Vier-Augen-Prinzip
Das Vier-Augen-Prinzip besagt, dass jeder Text nach dem Übersetzen noch von einem qualifizierten Korrekturleser geprüft wird, um höchstmögliche Qualität sicherzustellen.
Qualität durch das Vier-Augen-Prinzip. Jeder TexterIn fällt es schwer, genügend Distanz zum eigenen Text herzustellen. Das gilt natürlich auch für ÜbersetzerInnen. Das Vier-Augen-Prinzip greift die Erkenntnis auf, dass zwei Augenpaare mehr sehen als eins. Deshalb ist bei uns das Vier-Augen-Prinzip im Übersetzungsalltag eine Selbstverständlichkeit. Ein qualitativ hochwertiger Text muss fehlerfrei sein, durch das Vier-Augen-Prinzip wird dies gewährleistet. Die Überprüfung des übersetzten Textes durch eine zweite MitarbeiterIn – Vier-Augen-Prinzip – beinhaltet eine formale, inhaltliche und sprachliche Korrektur.
Wir legen Wert auf qualifiziertes, effektives Korrekturlesen. Korrekturlesen basiert gerade beim Übersetzungsprozess auf Erfahrung, und angestellte ÜberprüferInnen bzw. KorrektorInnen sind im allgemeinen langjährige erfahrene ÜbersetzerInnen.
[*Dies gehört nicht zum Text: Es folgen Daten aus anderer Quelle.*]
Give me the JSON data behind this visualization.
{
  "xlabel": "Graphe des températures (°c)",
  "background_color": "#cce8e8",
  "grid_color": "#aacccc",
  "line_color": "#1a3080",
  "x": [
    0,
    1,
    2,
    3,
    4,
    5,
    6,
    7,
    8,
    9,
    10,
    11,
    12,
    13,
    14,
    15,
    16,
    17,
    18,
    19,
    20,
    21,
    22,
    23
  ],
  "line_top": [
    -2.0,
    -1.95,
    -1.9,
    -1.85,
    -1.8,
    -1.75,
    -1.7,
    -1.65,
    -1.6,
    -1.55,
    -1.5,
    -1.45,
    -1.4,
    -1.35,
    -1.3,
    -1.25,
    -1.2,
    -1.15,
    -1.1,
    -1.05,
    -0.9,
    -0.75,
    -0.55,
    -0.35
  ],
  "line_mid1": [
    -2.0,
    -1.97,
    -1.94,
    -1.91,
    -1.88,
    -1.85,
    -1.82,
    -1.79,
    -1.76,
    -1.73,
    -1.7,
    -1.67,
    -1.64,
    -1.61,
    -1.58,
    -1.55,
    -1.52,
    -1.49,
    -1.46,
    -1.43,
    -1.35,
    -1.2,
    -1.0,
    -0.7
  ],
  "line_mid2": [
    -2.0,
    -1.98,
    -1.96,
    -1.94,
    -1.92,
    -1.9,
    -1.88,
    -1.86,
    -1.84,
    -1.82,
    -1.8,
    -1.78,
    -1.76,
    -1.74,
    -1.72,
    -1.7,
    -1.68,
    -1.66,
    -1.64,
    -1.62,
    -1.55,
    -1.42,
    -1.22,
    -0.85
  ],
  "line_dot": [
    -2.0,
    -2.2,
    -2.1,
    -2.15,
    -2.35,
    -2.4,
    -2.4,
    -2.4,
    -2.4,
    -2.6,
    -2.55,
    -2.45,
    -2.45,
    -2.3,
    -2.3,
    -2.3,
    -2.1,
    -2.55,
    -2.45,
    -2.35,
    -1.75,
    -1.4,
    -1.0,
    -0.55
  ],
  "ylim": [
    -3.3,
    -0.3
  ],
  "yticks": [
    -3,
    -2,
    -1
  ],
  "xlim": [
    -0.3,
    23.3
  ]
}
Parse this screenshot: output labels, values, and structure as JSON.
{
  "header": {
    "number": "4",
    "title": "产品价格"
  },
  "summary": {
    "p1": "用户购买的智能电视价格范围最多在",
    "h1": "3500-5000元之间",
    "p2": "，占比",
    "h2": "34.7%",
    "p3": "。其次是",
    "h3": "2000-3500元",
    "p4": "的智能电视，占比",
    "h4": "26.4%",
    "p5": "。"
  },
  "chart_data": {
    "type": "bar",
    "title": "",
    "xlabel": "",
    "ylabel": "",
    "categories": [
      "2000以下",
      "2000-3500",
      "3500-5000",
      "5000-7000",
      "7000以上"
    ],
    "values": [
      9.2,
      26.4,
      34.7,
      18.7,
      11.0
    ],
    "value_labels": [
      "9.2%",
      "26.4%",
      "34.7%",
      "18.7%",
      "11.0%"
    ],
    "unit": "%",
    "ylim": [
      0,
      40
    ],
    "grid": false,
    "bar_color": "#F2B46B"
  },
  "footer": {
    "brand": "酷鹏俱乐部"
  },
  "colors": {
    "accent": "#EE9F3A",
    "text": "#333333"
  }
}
Es genügt nicht, einer Übersetzer-KollegIn eine Übersetzung mit den Worten "Lies doch mal bitte" in die Hand zu drücken. Vielmehr ist der KorrektorIn mitzuteilen, welchem Zweck die Übersetzung dient, auf welche Fehlerart sie sich also besonders konzentrieren soll. Dabei muss aber jede Korrektur Inhalt, Richtigkeit der Fakten, Stil, Grammatik und Orthographie prüfen, und dies gelingt bei vertretbarem Zeitaufwand nur den erfahrensten KorrektorInnen.
Kundengerechte Lösungen erreichen wir durch den Einsatz kompetenter FachübersetzerInnen für die jeweilige Aufgabenstellung.